Recent investments include a $70 million expansion at the Tennessee facility to begin producing LFP batteries specifically for energy storage applications.
This shift reflects a broader industry trend, where automakers are increasingly reallocating battery production capacity toward stationary energy storage as EV demand growth stabilizes relative to earlier projections.
GM is not alone in pursuing energy storage opportunities.
Other major automakers, including Ford Motor Company, have also begun redirecting portions of their battery and manufacturing capacity toward grid storage and industrial energy solutions.
This trend is driven by the need to improve utilization of multi-billion-dollar battery factories while tapping into fast-growing demand from utilities, data centers, and renewable energy projects.
Energy storage has become one of the fastest-expanding segments of the global energy transition, supported by government incentives, declining battery costs, and rising electricity demand from electrification and AI infrastructure.
GM’s latest initiatives reflect a broader strategic transformation from traditional vehicle manufacturing into a diversified energy and technology company.
By combining electric vehicles, grid integration systems, and advanced battery chemistries, the company is positioning itself within the center of the global energy transition.

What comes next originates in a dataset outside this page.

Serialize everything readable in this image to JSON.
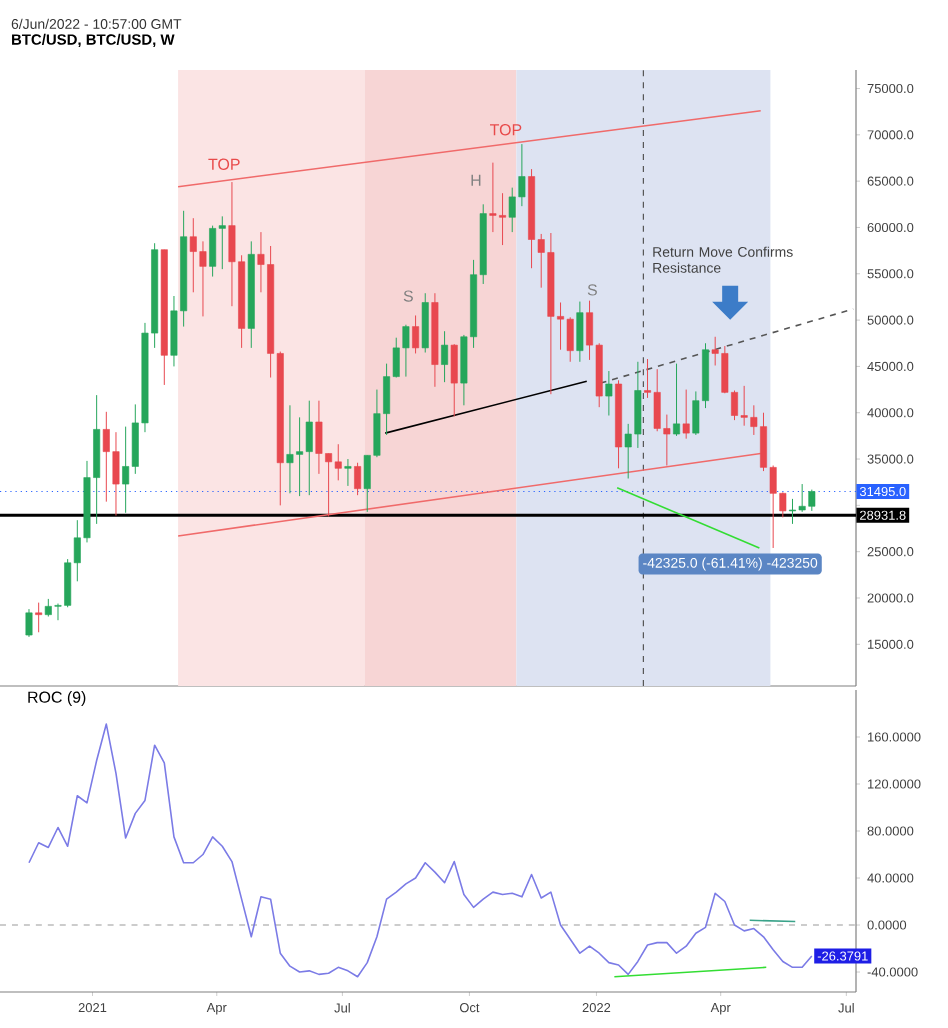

The convergence of AI-driven electricity demand, rising energy prices, and accelerating electrification is reshaping how companies approach infrastructure development.
For GM, the opportunity extends far beyond automotive sales, moving toward a future where vehicles, batteries, and grid systems operate as part of a unified energy ecosystem.
As the demand for power continues to grow alongside artificial intelligence and electrification, GM’s bet on next-generation battery chemistry could prove central to its long-term industrial strategy.